Sur quoi elle ajouta:

—«Je vais voir si elle s'éveille.

—Yvonne... mon pauvre petit... écoute... nous avons du chagrin... Tu pleures: moi aussi, tu vois. N'oublie pas que je suis là. Quand tu souffres, viens me le dire: je voudrais tant être ton grand et seul ami... Je ferai du moins ce que je pourrai... Peut-on entrer, maintenant, près d'Hélène?»

J'étais si haletant, si douloureusement et profondément ému, qu'Yvonne se sentit touchée peut-être au tréfonds de l'âme. Elle me donna en cette minute tout son cœur martyrisé, je le crois, elle me prit et m'étreignit la main. Cependant, comme j'allais serrer contre moi ce pauvre être déchiré, je m'aperçus que ses lèvres bougeaient: selon sa coutume, elle récitait tout bas une ardente prière... Hélas! nous n'étions déjà plus ensemble.

Quand le médecin revint, je l'interrogeai seul, d'homme à homme.

—«C'est grave, docteur?

—Je souhaite que non. La pneumonie apparaît assez violente et bien caractérisée. Cependant, ne vous tourmentez pas trop: chez un enfant, ce n'est là qu'une crise qui, presque toujours, se termine brusquement, comme elle est venue. Il est probable que d'ici sept ou huit jours, la fièvre tombera tout à coup, et la convalescence commencera. Vous n'avez d'ici là qu'à continuer les bains, la potion pour le cœur...

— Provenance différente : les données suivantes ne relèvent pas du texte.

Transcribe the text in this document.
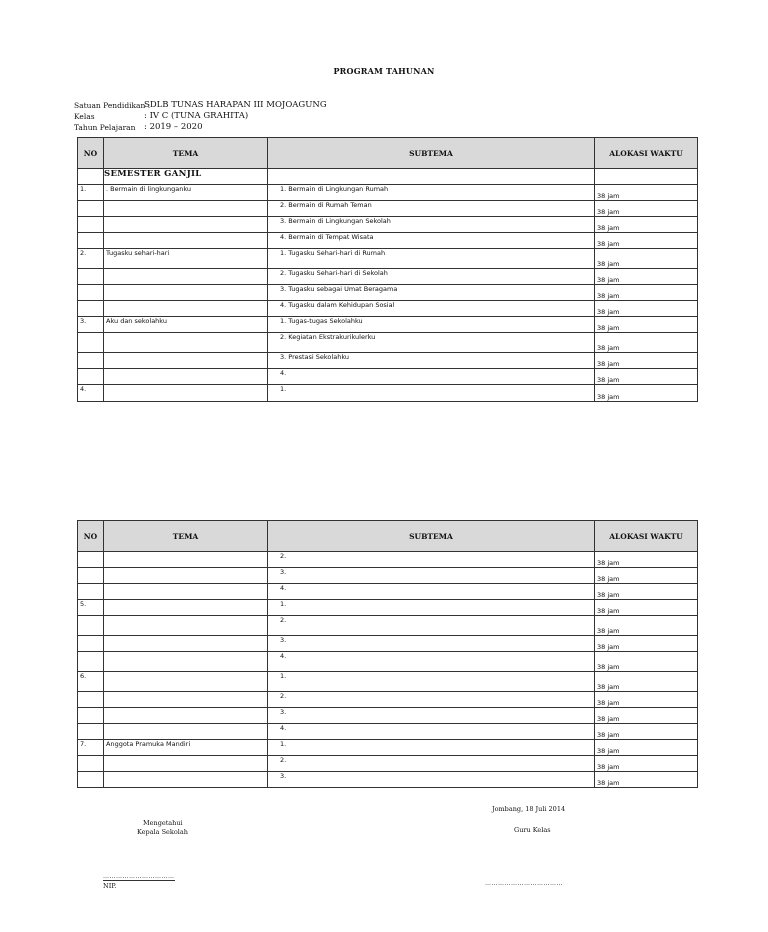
PROGRAM TAHUNAN
Satuan Pendidikan :
SDLB TUNAS HARAPAN III MOJOAGUNG
Kelas	: IV C (TUNA GRAHITA)
Tahun Pelajaran : 2019 – 2020
NO	TEMA	SUBTEMA	ALOKASI WAKTU
	SEMESTER GANJIL		
1.	. Bermain di lingkunganku	1. Bermain di Lingkungan Rumah	38 jam
		2. Bermain di Rumah Teman	38 jam
		3. Bermain di Lingkungan Sekolah	38 jam
		4. Bermain di Tempat Wisata	38 jam
2.	Tugasku sehari-hari	1. Tugasku Sehari-hari di Rumah	38 jam
		2. Tugasku Sehari-hari di Sekolah	38 jam
		3. Tugasku sebagai Umat Beragama	38 jam
		4. Tugasku dalam Kehidupan Sosial	38 jam
3.	Aku dan sekolahku	1. Tugas-tugas Sekolahku	38 jam
		2. Kegiatan Ekstrakurikulerku	38 jam
		3. Prestasi Sekolahku	38 jam
		4.	38 jam
4.		1.	38 jam
NO	TEMA	SUBTEMA	ALOKASI WAKTU
		2.	38 jam
		3.	38 jam
		4.	38 jam
5.		1.	38 jam
		2.	38 jam
		3.	38 jam
		4.	38 jam
6.		1.	38 jam
		2.	38 jam
		3.	38 jam
		4.	38 jam
7.	Anggota Pramuka Mandiri	1.	38 jam
		2.	38 jam
		3.	38 jam
Jombang, 18 Juli 2014
Mengetahui
Kepala Sekolah	Guru Kelas
……………………………
NIP.	………………………………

—Mais enfin comment cette abominable maladie a-t-elle pu naître aussi vite? Est-ce que la petite était souffrante depuis quelque temps déjà? On ne m'a rien dit: je serais arrivé immédiatement. On n'a pas bien agi, docteur: me laisser tout ignorer, à moi qui voyageais, confiant, tranquille!... N'y a-t-il eu du moins nulle imprudence commise? Avouez-le-moi sans réserve.

—Pas la moindre imprudence, je vous l'affirme. Voyez-vous, je comprends trop votre chagrin, toutefois il ne faut accuser personne. L'enfant a eu un rhume, un simple rhume, elle a toussé.